Ela ri. — Não. Eu bebo ocasionalmente. E eu honestamente nem
anseio mais por drogas. Acho que foi mais situacional do que qualquer
coisa, mas não me entrego a extremos apenas para estar segura. — Ela
sorri. — Exceto, claro, pelo meu marido insaciável. — Ela tira uma blusa
de mangas curtas e um ombro da cama. — Aqui, acho que isso vai servir
em você.
Meus olhos se arregalam. — Espere, essas roupas são para
mim? Achei que você as trouxe para eu ajudá-la a escolher uma roupa
para alguma coisa.
Ela olha de novo para as roupas. — Não, Nine me disse que você
trouxe apenas uma pequena mochila e não tinha muita coisa nela. Ele
ligou e queria que eu te ajudasse a conseguir algumas roupas. Então,
aqui estou eu, a fada mágica do guarda-roupa ao seu dispor.
Eu olho para todas as opções. Eu quero ser grata, mas não consigo
chegar a essa emoção porque há uma pergunta bloqueando meu
caminho. — Veja, é isso que eu quero dizer. Por que ele esta fazendo isso?

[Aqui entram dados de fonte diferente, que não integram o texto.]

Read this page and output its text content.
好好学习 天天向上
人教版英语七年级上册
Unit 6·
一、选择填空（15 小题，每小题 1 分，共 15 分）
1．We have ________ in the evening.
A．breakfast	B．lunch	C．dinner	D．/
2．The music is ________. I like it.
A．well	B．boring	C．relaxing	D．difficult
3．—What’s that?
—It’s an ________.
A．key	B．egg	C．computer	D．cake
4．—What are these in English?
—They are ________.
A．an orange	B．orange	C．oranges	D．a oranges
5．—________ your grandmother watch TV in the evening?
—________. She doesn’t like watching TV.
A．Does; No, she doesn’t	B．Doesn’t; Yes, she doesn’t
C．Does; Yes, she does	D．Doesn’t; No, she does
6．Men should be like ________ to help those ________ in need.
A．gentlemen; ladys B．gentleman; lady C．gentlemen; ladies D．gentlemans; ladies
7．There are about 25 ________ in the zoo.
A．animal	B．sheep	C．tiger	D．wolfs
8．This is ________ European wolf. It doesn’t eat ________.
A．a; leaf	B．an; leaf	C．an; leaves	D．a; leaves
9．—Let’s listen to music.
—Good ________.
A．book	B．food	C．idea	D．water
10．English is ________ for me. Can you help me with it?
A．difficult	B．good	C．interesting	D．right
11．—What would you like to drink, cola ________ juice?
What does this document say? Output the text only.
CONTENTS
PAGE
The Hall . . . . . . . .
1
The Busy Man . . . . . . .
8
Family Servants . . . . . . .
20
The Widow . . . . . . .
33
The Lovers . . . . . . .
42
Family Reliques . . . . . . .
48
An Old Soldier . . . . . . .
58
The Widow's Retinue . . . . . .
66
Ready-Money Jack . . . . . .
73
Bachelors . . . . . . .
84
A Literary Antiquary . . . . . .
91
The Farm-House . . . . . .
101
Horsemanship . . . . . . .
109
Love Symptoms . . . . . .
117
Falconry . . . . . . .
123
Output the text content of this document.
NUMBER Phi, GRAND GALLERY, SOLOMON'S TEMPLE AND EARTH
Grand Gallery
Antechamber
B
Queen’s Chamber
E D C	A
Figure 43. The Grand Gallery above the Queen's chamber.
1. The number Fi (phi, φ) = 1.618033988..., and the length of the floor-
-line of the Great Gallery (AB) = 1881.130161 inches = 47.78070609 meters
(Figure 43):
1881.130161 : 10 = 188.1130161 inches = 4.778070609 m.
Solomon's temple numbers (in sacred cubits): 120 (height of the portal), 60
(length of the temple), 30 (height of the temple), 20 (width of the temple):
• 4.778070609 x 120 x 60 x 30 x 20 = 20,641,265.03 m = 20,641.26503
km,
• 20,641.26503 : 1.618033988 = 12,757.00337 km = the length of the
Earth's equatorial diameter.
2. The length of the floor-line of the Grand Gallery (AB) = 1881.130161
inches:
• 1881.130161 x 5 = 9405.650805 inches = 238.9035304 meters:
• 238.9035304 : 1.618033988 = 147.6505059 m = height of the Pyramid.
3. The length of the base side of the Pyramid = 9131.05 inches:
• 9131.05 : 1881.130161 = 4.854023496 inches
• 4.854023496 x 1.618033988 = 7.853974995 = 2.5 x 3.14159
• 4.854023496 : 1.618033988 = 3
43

Ela levanta as sobrancelhas e pega uma saia jeans curta da
cama. — Você já pensou que talvez ele queira protegê-la e fazer coisas
boas para você, porque você é você? Isso não é motivo suficiente?
Não, não é, mas eu gostaria que fosse.
Eu olho para o pequeno espelho na parede ao lado da cama e
vislumbro meu reflexo. As bolsas embaixo dos meus olhos. Minhas
bochechas sem cor. Meu desgrenhado e comprido cabelo castanho que
nunca gostei, mas Jared insistiu, pois pareceria mais profissional do que
o curto assimétrico platinado que eu usava quando o conheci. — Não,
esse pensamento nunca me ocorreu. Mas você já me viu ultimamente? —
Eu aperto meus dentes e puxo meu queixo.
Dre ri e fica atrás de mim, conversando com meu reflexo. —
Podemos consertar você em pouco tempo. Minha Nan amava uma boa
transformação e, para sua sorte, ela passou-me esse gene. — Ela
caminha até a mala grande que ela trouxe e puxa vários pares de sapatos,
alinhando-os contra a parede. Ela se inclina para trás, apoiando o queixo
na mão enquanto olha para eles.
Eu olho para o meu reflexo mais uma vez e uma ideia se forma. Eu
giro ao redor. — Ei, Dre?
Ela olha para os sapatos, — Hmmm?
Eu puxo o elástico do meu cabelo e deixo cair ao redor dos meus
ombros. Eu o desembaraço com meus dedos, agitando-os. — Quão boa
você é com o cabelo?
Capítulo Vinte
NINE
Pike me envia um texto que Dre queria levar Lenny para uma das
antigas casas que ela está restaurando para obter seu conselho sobre o
valor.
Não estou feliz que saiam, mas pelo menos Pike está com elas.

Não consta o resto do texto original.